Milshteyn v. Fitness Int’l, LLC
Pennsylvania Superior Court
No. 452 EDA 2021, 2022 Pa. Super. 30
Decided: February 18, 2022
Superior Court upheld an entry of summary judgment, finding that a gym membership agreement containing an exculpatory clause was valid, enforceable, and not against public policy.
Plaintiffs, husband and wife, joined L.A. Fitness facility in Philadelphia in 2011. Upon joining the gym, Plaintiffs signed a Membership Agreement, which contained an exculpatory clause. On June 11, 2017, Plaintiffs were in the pool area of the L.A. Fitness facility when a power outage occurred. While in the dark, Plaintiff Peter Milshteyn slipped and fell on the stairs descending from the pool area to the locker room. Plaintiffs filed suit on May 16, 2019, asserting claims for negligence and loss of consortium. Defendants filed a Motion of summary judgment asserting, inter alia, that the Membership Agreement precluded Plaintiffs’ claims. The Trial Court granted Defendants’ Motion. Plaintiffs’ appealed, arguing that the Membership Agreement was a contract of adhesion.

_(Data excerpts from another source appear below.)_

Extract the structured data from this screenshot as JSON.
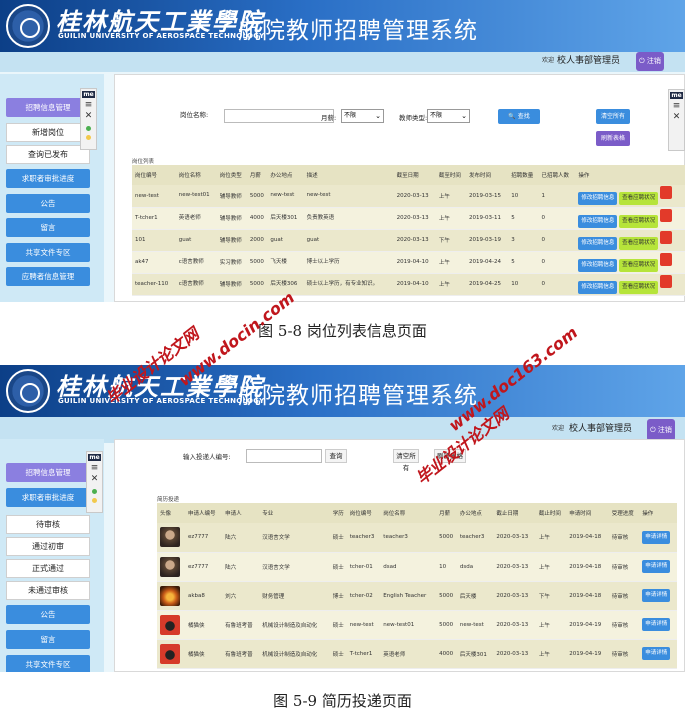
{
  "header": {
    "school_cn": "桂林航天工業學院",
    "school_en": "GUILIN UNIVERSITY OF AEROSPACE TECHNOLOGY",
    "system_title": "航院教师招聘管理系统",
    "welcome": "欢迎",
    "user": "校人事部管理员",
    "logout": "注销"
  },
  "tools": {
    "badge": "me"
  },
  "screen1": {
    "nav": [
      {
        "label": "招聘信息管理"
      },
      {
        "label": "新增岗位"
      },
      {
        "label": "查询已发布"
      },
      {
        "label": "求职者审批进度"
      },
      {
        "label": "公告"
      },
      {
        "label": "留言"
      },
      {
        "label": "共享文件专区"
      },
      {
        "label": "应聘者信息管理"
      }
    ],
    "filters": {
      "post_name_label": "岗位名称:",
      "month_label": "月薪:",
      "month_value": "不限",
      "type_label": "教师类型:",
      "type_value": "不限",
      "search_button": "查找",
      "clear_button": "清空所有",
      "refresh_button": "刷新表格"
    },
    "list_caption": "岗位列表",
    "columns": [
      "岗位编号",
      "岗位名称",
      "岗位类型",
      "月薪",
      "办公地点",
      "描述",
      "截至日期",
      "截至时间",
      "发布时间",
      "招聘数量",
      "已招聘人数",
      "操作"
    ],
    "rows": [
      [
        "new-test",
        "new-test01",
        "辅导教师",
        "5000",
        "new-test",
        "new-test",
        "2020-03-13",
        "上午",
        "2019-03-15",
        "10",
        "1"
      ],
      [
        "T-tcher1",
        "英语老师",
        "辅导教师",
        "4000",
        "后天楼301",
        "负责教英语",
        "2020-03-13",
        "上午",
        "2019-03-11",
        "5",
        "0"
      ],
      [
        "101",
        "guat",
        "辅导教师",
        "2000",
        "guat",
        "guat",
        "2020-03-13",
        "下午",
        "2019-03-19",
        "3",
        "0"
      ],
      [
        "ak47",
        "c语言教师",
        "实习教师",
        "5000",
        "飞天楼",
        "博士以上学历",
        "2019-04-10",
        "上午",
        "2019-04-24",
        "5",
        "0"
      ],
      [
        "teacher-110",
        "c语言教师",
        "辅导教师",
        "5000",
        "后天楼306",
        "硕士以上学历，有专业知识。",
        "2019-04-10",
        "上午",
        "2019-04-25",
        "10",
        "0"
      ]
    ],
    "row_actions": {
      "modify": "修改招聘信息",
      "view": "查看应聘状况"
    },
    "caption": "图 5-8 岗位列表信息页面"
  },
  "screen2": {
    "nav": [
      {
        "label": "招聘信息管理"
      },
      {
        "label": "求职者审批进度"
      },
      {
        "label": "待审核"
      },
      {
        "label": "通过初审"
      },
      {
        "label": "正式通过"
      },
      {
        "label": "未通过审核"
      },
      {
        "label": "公告"
      },
      {
        "label": "留言"
      },
      {
        "label": "共享文件专区"
      }
    ],
    "filters": {
      "applicant_label": "输入投递人编号:",
      "search_button": "查询",
      "clear_button": "清空所有",
      "refresh_button": "刷新表格"
    },
    "list_caption": "简历投递",
    "columns": [
      "头像",
      "申请人编号",
      "申请人",
      "专业",
      "学历",
      "岗位编号",
      "岗位名称",
      "月薪",
      "办公地点",
      "截止日期",
      "截止时间",
      "申请时间",
      "受理进度",
      "操作"
    ],
    "rows": [
      [
        "ez7777",
        "陆六",
        "汉语言文学",
        "硕士",
        "teacher3",
        "teacher3",
        "5000",
        "teacher3",
        "2020-03-13",
        "上午",
        "2019-04-18",
        "待审核"
      ],
      [
        "ez7777",
        "陆六",
        "汉语言文学",
        "硕士",
        "tcher-01",
        "dsad",
        "10",
        "dsda",
        "2020-03-13",
        "上午",
        "2019-04-18",
        "待审核"
      ],
      [
        "akba8",
        "刘六",
        "财务管理",
        "博士",
        "tcher-02",
        "English Teacher",
        "5000",
        "后天楼",
        "2020-03-13",
        "下午",
        "2019-04-18",
        "待审核"
      ],
      [
        "橘猫侠",
        "有鲁班考普",
        "机械设计制造及自动化",
        "硕士",
        "new-test",
        "new-test01",
        "5000",
        "new-test",
        "2020-03-13",
        "上午",
        "2019-04-19",
        "待审核"
      ],
      [
        "橘猫侠",
        "有鲁班考普",
        "机械设计制造及自动化",
        "硕士",
        "T-tcher1",
        "英语老师",
        "4000",
        "后天楼301",
        "2020-03-13",
        "上午",
        "2019-04-19",
        "待审核"
      ]
    ],
    "row_action": "申请详情",
    "caption": "图 5-9 简历投递页面"
  },
  "watermarks": {
    "site": "www.docin.com",
    "site_b": "www.doc163.com",
    "brand": "毕业设计论文网"
  }
}
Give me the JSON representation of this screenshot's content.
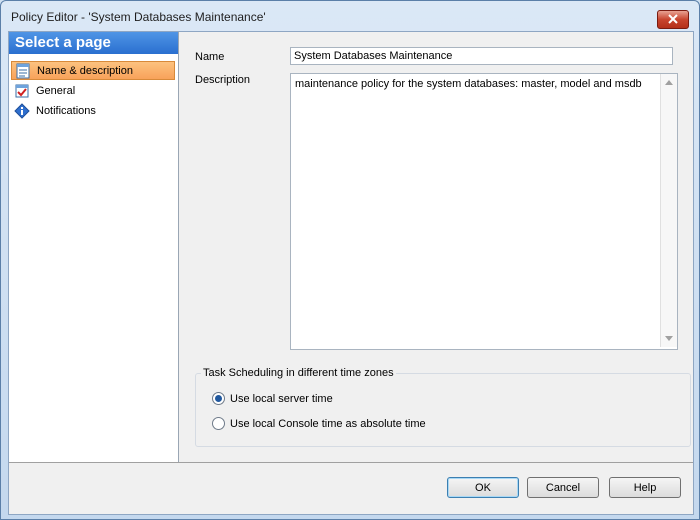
{
  "window": {
    "title": "Policy Editor - 'System Databases Maintenance'"
  },
  "sidebar": {
    "header": "Select a page",
    "items": [
      {
        "label": "Name & description",
        "icon": "document-icon"
      },
      {
        "label": "General",
        "icon": "checklist-icon"
      },
      {
        "label": "Notifications",
        "icon": "info-icon"
      }
    ]
  },
  "form": {
    "name_label": "Name",
    "name_value": "System Databases Maintenance",
    "description_label": "Description",
    "description_value": "maintenance policy for the system databases: master, model and msdb"
  },
  "scheduling": {
    "group_title": "Task Scheduling in different time zones",
    "option_local_server": "Use local server time",
    "option_console": "Use local Console time as absolute time",
    "selected": "option_local_server"
  },
  "buttons": {
    "ok": "OK",
    "cancel": "Cancel",
    "help": "Help"
  },
  "colors": {
    "sidebar_header": "#2a6fd0",
    "selected_item": "#f8a25a",
    "close_button": "#c8452e"
  }
}
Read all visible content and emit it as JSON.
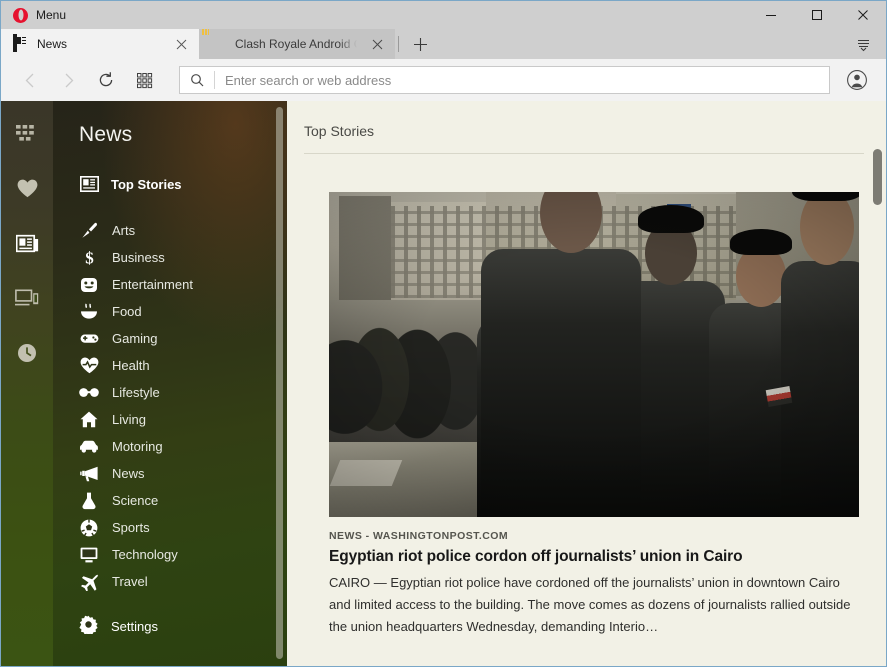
{
  "window": {
    "menu_label": "Menu",
    "controls": {
      "minimize": "minimize-icon",
      "maximize": "maximize-icon",
      "close": "close-icon"
    }
  },
  "tabs": {
    "items": [
      {
        "title": "News",
        "favicon": "news-favicon",
        "active": true
      },
      {
        "title": "Clash Royale Android Gam",
        "favicon": "clash-royale-favicon",
        "active": false
      }
    ],
    "new_tab_label": "+",
    "tab_menu_icon": "tab-menu-icon"
  },
  "toolbar": {
    "back_icon": "back-arrow-icon",
    "forward_icon": "forward-arrow-icon",
    "reload_icon": "reload-icon",
    "speeddial_icon": "speed-dial-icon",
    "search_icon": "search-icon",
    "profile_icon": "profile-avatar-icon"
  },
  "address_bar": {
    "value": "",
    "placeholder": "Enter search or web address"
  },
  "rail": {
    "items": [
      {
        "name": "speed-dial",
        "icon": "grid-icon"
      },
      {
        "name": "bookmarks",
        "icon": "heart-icon"
      },
      {
        "name": "news",
        "icon": "news-icon",
        "active": true
      },
      {
        "name": "my-flow",
        "icon": "devices-icon"
      },
      {
        "name": "history",
        "icon": "clock-icon"
      }
    ]
  },
  "sidebar": {
    "title": "News",
    "top_stories": {
      "label": "Top Stories",
      "icon": "news-feed-icon"
    },
    "categories": [
      {
        "label": "Arts",
        "icon": "brush-icon"
      },
      {
        "label": "Business",
        "icon": "dollar-icon"
      },
      {
        "label": "Entertainment",
        "icon": "theater-mask-icon"
      },
      {
        "label": "Food",
        "icon": "bowl-icon"
      },
      {
        "label": "Gaming",
        "icon": "gamepad-icon"
      },
      {
        "label": "Health",
        "icon": "heart-pulse-icon"
      },
      {
        "label": "Lifestyle",
        "icon": "sunglasses-icon"
      },
      {
        "label": "Living",
        "icon": "home-icon"
      },
      {
        "label": "Motoring",
        "icon": "car-icon"
      },
      {
        "label": "News",
        "icon": "megaphone-icon"
      },
      {
        "label": "Science",
        "icon": "flask-icon"
      },
      {
        "label": "Sports",
        "icon": "soccer-ball-icon"
      },
      {
        "label": "Technology",
        "icon": "monitor-icon"
      },
      {
        "label": "Travel",
        "icon": "airplane-icon"
      }
    ],
    "settings": {
      "label": "Settings",
      "icon": "gear-icon"
    }
  },
  "main": {
    "heading": "Top Stories",
    "article": {
      "source": "NEWS - WASHINGTONPOST.COM",
      "title": "Egyptian riot police cordon off journalists’ union in Cairo",
      "body": "CAIRO — Egyptian riot police have cordoned off the journalists’ union in downtown Cairo and limited access to the building. The move comes as dozens of journalists rallied outside the union headquarters Wednesday, demanding Interio…",
      "image_alt": "riot-police-photo"
    }
  },
  "colors": {
    "opera_red": "#e6122f",
    "titlebar": "#cfcfcf",
    "toolbar": "#f2f2f2",
    "content_bg": "#f2f1e6",
    "sidebar_green": "#3b5413"
  }
}
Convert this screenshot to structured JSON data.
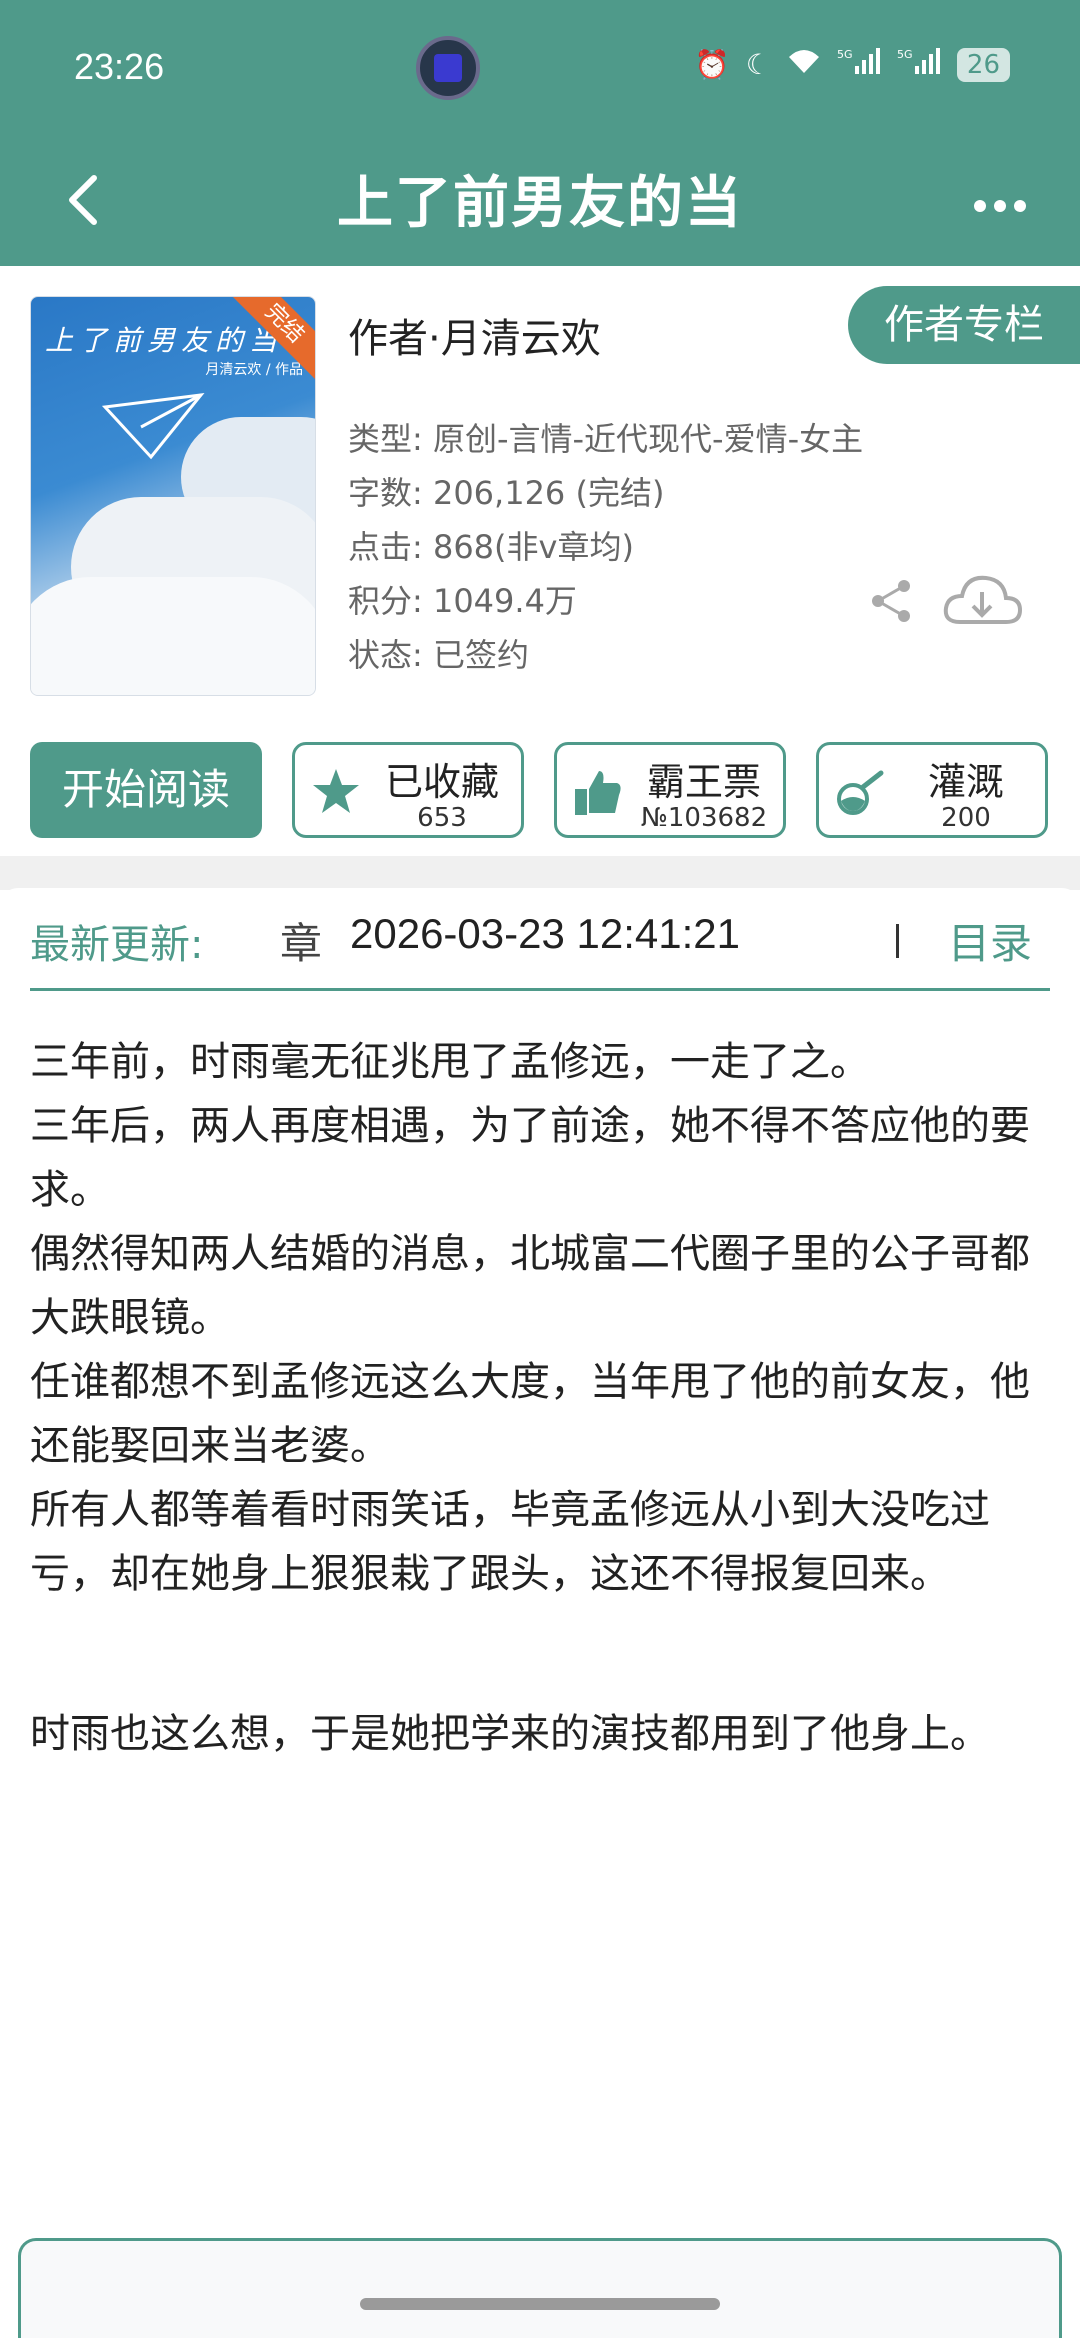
{
  "status_bar": {
    "time": "23:26",
    "battery": "26",
    "icons": [
      "alarm-icon",
      "moon-icon",
      "wifi-icon",
      "5g-signal-icon",
      "5g-signal-icon"
    ]
  },
  "header": {
    "title": "上了前男友的当"
  },
  "book": {
    "cover_title": "上了前男友的当",
    "cover_author": "月清云欢 / 作品",
    "cover_ribbon": "完结",
    "author": "作者·月清云欢",
    "author_column_label": "作者专栏",
    "meta": [
      "类型: 原创-言情-近代现代-爱情-女主",
      "字数: 206,126 (完结)",
      "点击: 868(非v章均)",
      "积分: 1049.4万",
      "状态: 已签约"
    ]
  },
  "actions": {
    "read_label": "开始阅读",
    "favorite": {
      "label": "已收藏",
      "count": "653"
    },
    "ticket": {
      "label": "霸王票",
      "count": "№103682"
    },
    "nutrient": {
      "label": "灌溉",
      "count": "200"
    }
  },
  "latest_update": {
    "label": "最新更新:",
    "chapter": "章",
    "datetime": "2026-03-23 12:41:21",
    "toc_label": "目录"
  },
  "synopsis": [
    "三年前，时雨毫无征兆甩了孟修远，一走了之。",
    "三年后，两人再度相遇，为了前途，她不得不答应他的要求。",
    "偶然得知两人结婚的消息，北城富二代圈子里的公子哥都大跌眼镜。",
    "任谁都想不到孟修远这么大度，当年甩了他的前女友，他还能娶回来当老婆。",
    "所有人都等着看时雨笑话，毕竟孟修远从小到大没吃过亏，却在她身上狠狠栽了跟头，这还不得报复回来。",
    "",
    "时雨也这么想，于是她把学来的演技都用到了他身上。"
  ],
  "colors": {
    "accent": "#4f9a8a",
    "ribbon": "#e66a2c"
  }
}
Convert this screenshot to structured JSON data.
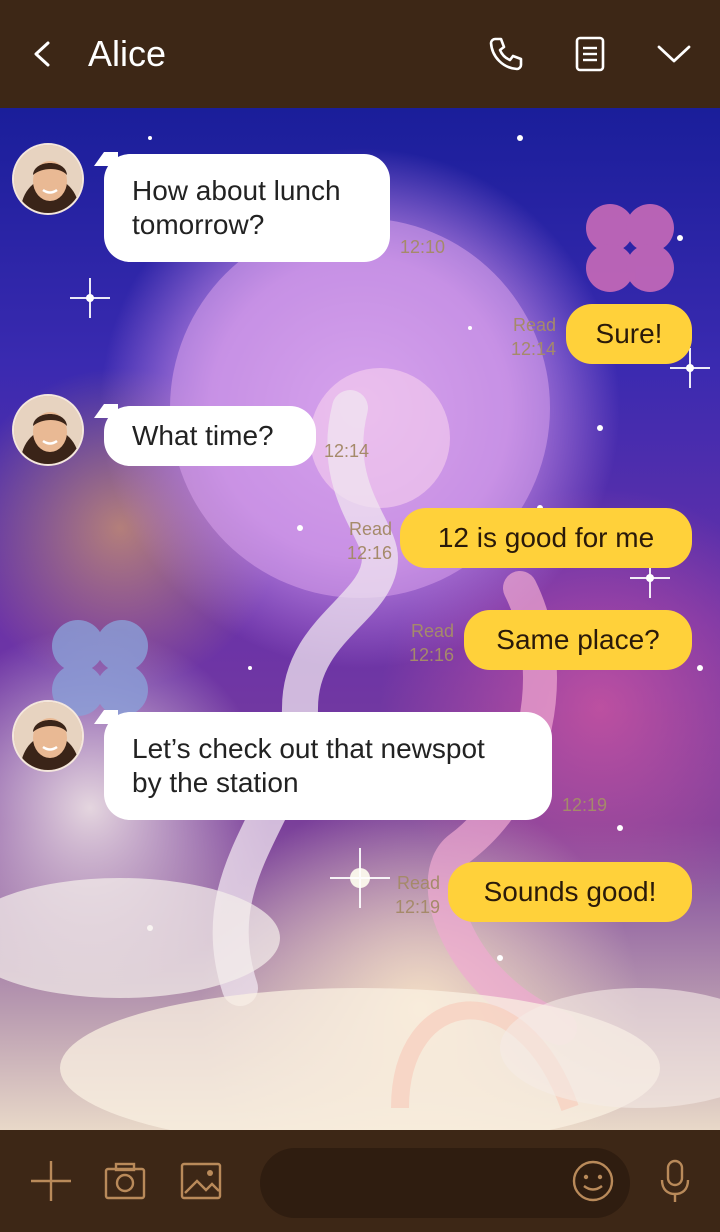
{
  "header": {
    "title": "Alice",
    "back_icon": "chevron-left-icon",
    "call_icon": "phone-icon",
    "notes_icon": "notes-icon",
    "more_icon": "chevron-down-icon"
  },
  "colors": {
    "header_bg": "#3d2716",
    "bubble_out": "#ffd13a",
    "bubble_in": "#ffffff",
    "meta_text": "#a58a6a",
    "footer_icon": "#b98a5a"
  },
  "messages": [
    {
      "direction": "in",
      "lines": [
        "How about lunch",
        "tomorrow?"
      ],
      "time": "12:10"
    },
    {
      "direction": "out",
      "text": "Sure!",
      "read": "Read",
      "time": "12:14"
    },
    {
      "direction": "in",
      "lines": [
        "What time?"
      ],
      "time": "12:14"
    },
    {
      "direction": "out",
      "text": "12 is good for me",
      "read": "Read",
      "time": "12:16"
    },
    {
      "direction": "out",
      "text": "Same place?",
      "read": "Read",
      "time": "12:16"
    },
    {
      "direction": "in",
      "lines": [
        "Let’s check out that newspot",
        "by the station"
      ],
      "time": "12:19"
    },
    {
      "direction": "out",
      "text": "Sounds good!",
      "read": "Read",
      "time": "12:19"
    }
  ],
  "footer": {
    "plus_icon": "plus-icon",
    "camera_icon": "camera-icon",
    "image_icon": "image-icon",
    "emoji_icon": "smiley-icon",
    "mic_icon": "microphone-icon",
    "input_placeholder": ""
  }
}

The Superior Court held that the Trial Court properly granted summary judgment for the Defendants. The Court noted that exculpatory provisions in contracts are generally enforceable if it is clear that three conditions are met. First, the clause must not contravene public policy. Second, the contract must be between persons relating entirely to their own private affairs. Lastly, each party must be a free bargaining agent to the agreement so that the contract is not one of adhesion. The Court found that the three conditions to enforce the exculpatory clause were met. The Court followed its analysis of Toro v. Fitness Int’l LLC, 2016 PA Super 243, 150 A.3d 968 (Pa. Super. Ct. 2016), emphasizing that an exculpatory clause involving the use of a commercial facility for voluntary athletic activities is not considered a contract of adhesion, because the individual is under no compulsion, economic or otherwise, to participate, nor sign the clause, because it is not related to an essential service.